Soy nuevo por aqui, estuve leyendo el foro y se ve muy interesante.

La pregunta que me trae aquí es , que son las unidades de Ingenieria, siempre escuche decir que las unidades de ingenieria era un valor (32, 767) y que se debia hacer escalamientos para señales analogicas por ejemplo. 

De hecho empece a tratar un CPU S7-200 y en la ayuda dice que los Contadores pueden llegar hasta un maximo de 32,767.

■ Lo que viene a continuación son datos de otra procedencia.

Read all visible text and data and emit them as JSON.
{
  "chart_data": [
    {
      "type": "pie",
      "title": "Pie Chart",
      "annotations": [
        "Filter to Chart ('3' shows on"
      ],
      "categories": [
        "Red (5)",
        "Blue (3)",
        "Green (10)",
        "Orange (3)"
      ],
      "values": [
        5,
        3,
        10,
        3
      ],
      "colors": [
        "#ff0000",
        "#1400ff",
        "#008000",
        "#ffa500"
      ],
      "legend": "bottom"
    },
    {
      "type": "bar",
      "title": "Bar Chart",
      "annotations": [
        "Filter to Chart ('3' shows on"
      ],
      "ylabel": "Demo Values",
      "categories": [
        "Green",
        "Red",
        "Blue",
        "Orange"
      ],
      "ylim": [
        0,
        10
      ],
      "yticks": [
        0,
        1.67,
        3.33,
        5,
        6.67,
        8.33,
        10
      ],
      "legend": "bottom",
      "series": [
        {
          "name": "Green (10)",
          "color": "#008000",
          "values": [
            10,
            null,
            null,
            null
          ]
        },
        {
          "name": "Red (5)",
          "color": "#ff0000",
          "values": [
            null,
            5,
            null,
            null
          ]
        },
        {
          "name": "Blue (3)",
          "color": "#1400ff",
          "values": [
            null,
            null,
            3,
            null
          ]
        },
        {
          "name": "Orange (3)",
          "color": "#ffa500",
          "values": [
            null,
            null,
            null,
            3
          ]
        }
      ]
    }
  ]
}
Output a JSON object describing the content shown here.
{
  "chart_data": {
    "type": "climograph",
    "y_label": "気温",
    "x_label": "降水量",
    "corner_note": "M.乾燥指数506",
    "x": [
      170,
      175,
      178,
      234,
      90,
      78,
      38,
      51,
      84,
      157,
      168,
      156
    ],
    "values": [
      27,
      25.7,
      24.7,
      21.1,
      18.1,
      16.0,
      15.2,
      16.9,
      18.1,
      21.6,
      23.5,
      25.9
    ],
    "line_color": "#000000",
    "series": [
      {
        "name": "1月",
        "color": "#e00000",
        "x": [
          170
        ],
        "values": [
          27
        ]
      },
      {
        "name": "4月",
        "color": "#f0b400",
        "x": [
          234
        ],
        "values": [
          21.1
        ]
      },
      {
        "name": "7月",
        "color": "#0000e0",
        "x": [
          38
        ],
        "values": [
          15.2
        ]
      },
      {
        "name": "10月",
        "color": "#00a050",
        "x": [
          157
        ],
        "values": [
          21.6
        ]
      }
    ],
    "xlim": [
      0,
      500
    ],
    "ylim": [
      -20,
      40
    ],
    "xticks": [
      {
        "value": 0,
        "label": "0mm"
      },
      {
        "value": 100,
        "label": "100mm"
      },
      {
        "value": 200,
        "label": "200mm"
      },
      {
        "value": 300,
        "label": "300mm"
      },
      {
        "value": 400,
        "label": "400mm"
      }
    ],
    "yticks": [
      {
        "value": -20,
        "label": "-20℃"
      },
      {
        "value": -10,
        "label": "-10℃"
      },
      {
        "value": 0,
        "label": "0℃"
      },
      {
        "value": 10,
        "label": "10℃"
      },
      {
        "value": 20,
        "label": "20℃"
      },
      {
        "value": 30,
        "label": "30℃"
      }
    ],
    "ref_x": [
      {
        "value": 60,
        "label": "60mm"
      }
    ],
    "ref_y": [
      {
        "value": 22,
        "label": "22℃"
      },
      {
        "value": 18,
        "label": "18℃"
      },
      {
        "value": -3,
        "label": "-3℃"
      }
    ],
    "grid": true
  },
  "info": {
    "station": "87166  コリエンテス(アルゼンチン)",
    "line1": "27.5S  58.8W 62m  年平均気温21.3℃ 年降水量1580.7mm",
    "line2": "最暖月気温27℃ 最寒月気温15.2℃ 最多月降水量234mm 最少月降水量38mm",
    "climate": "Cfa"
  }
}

Alguien sabria decirme porque es este valor el de escalamiento a unidades de ingenieria, quien dijo que tenia que ser asi, o porque, no he encontrado nada la verdad.

Gracias


----------



## skull (Dic 29, 2006)

hola yo tambien alguna vez me hice esa misma pregunta y lo que averigue fue que viene de las caracteristicas del PLC,tiene una resolucion N=15 (bit), 2^15=32768 y como la cuenta en decimal es de 0 tiene que llegar a 32767 numas,bueno ojala te haya servido de algo

suerte,salu2


----------



## Trent (Ene 2, 2007)

Gracias Skull, 

suena muy razonable, ya que a las personas que he escuchado hablar de las Unidades de Ingenieria son a los Integradores con PLC's, pero ninguno de ellos te dice de donde salen.


----------